When our children were young, summer holidays meant the long
road trip to Pembrokeshire and a couple of weeks staying in a static caravan.
It was owned by family members who didn’t use it during the busy months of July
and August, but were very happy for us and others to enjoy it. We were so
privileged. We had holidays that wouldn’t have happened if not for the
generosity of our extended family. Our children, and us have great memories of
those wonderful times.
Making memories is what we’ll be doing in a few weeks when
we take our grown up children and all our grandchildren to have a blast at
Butlin’s. It’s our treat as grandparents and a one-off. It will be fun for all
of us, of course, but it is centred on giving the grandchildren a fabulous time.
My grandparents used to take me to Butlin’s when I was small, before I had a
sister. Now I’m the nanna. It’s my turn.
Allow me the indulgence of my favourite of Shakespeare’s sonnets,
Sonnet 18Shall I compare thee to a summer’s day?
Thou art more lovely and more temperate:
Rough winds do shake the darling buds of May,
And summer’s lease hath all too short a date;
Sometime too hot the eye of heaven shines,
And often is his gold complexion dimm’d;
And every fair from fair sometime declines,
By chance or nature’s changing course untrimm’d;
But thy eternal summer shall not fade,
Nor lose possession of that fair thou ow’st;
Nor shall death brag thou wander’st in his shade,
When in eternal lines to time thou grow’st:
So long as men can breathe or eyes can see,
So long lives this, and this gives life to thee.
William Shakespeare 1564-1616
Thanks for reading, Pam x
5 comments:
A good read Pam.
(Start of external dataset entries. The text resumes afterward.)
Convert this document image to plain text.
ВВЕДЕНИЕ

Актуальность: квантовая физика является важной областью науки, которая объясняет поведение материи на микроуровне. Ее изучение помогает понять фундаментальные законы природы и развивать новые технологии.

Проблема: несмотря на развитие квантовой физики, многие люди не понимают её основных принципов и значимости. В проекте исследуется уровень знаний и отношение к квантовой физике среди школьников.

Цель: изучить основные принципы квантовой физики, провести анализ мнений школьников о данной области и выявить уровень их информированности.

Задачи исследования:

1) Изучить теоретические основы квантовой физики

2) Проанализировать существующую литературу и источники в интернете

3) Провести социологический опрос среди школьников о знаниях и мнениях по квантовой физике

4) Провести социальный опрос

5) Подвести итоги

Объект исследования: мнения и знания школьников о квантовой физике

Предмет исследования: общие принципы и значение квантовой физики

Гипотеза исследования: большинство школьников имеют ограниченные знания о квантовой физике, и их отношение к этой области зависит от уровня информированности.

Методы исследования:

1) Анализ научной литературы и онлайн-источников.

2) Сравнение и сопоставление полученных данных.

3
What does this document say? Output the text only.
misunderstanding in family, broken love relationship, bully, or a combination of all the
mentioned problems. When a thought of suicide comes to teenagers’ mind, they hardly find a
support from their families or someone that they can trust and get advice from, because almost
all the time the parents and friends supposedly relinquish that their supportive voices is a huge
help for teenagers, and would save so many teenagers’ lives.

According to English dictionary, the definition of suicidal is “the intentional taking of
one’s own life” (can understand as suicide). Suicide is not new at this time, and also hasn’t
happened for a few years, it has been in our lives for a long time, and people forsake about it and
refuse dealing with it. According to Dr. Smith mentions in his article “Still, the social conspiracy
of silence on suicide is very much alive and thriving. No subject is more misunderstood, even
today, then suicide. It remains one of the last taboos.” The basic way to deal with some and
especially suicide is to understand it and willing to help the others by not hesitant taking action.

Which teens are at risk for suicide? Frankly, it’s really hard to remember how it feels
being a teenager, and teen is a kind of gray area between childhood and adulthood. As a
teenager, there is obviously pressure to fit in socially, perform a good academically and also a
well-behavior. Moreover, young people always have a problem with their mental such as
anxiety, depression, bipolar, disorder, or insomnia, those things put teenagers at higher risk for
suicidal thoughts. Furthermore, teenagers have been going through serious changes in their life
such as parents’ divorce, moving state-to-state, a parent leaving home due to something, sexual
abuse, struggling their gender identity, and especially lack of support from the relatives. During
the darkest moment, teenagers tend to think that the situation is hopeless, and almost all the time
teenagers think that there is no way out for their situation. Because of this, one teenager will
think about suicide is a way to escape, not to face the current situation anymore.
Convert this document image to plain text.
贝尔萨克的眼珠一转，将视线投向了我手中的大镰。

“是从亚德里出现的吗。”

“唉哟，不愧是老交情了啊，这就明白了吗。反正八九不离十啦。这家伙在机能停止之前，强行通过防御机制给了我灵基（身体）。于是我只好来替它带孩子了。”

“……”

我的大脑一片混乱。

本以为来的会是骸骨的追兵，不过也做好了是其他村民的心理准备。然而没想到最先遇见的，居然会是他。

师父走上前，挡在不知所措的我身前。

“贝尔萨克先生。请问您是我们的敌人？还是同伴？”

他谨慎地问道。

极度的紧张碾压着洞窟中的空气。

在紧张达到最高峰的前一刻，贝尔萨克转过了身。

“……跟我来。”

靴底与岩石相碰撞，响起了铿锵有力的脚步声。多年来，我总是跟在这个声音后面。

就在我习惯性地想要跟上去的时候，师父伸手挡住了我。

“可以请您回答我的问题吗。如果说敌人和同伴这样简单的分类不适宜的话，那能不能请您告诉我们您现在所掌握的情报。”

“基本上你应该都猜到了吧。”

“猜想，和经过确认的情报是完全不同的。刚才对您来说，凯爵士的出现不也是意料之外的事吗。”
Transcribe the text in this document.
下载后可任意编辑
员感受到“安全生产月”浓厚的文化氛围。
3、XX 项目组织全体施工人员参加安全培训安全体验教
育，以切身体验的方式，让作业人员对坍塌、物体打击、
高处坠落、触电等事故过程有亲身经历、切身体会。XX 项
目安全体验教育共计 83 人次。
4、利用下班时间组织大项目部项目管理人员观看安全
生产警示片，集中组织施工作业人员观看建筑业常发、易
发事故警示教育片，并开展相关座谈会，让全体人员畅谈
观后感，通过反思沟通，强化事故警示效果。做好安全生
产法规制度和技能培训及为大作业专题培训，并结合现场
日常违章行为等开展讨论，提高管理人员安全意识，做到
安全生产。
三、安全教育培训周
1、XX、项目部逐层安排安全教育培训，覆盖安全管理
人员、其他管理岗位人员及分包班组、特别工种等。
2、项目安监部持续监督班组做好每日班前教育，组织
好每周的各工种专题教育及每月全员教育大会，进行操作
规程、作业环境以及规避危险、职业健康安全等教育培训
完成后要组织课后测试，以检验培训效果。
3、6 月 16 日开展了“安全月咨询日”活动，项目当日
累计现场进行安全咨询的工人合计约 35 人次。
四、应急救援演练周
Sorry Covid got you, but hope you're over the worst. Those nasturtiums look the business. Enjoy your multi-generational holiday.
Now it's pouring with rain and that sonnet sounds even more appealing.
Fancy living opposite a beach when you were younger. I would have been very jealous.
It's weird that all the summers of our youth were sunny. We must have had rain.
Thank you for the chance to read the sonnet again.
Hope you get better soon.
Thank you for your comments. I'm testing negative now, but a bit up and down as I recover. I'm pleased with my gardening efforts this summer. I've grown most of it from seed. The plants have been my babies. This is what retirement has done to me. Terry, I should get down to the beach more, for the nostalgia.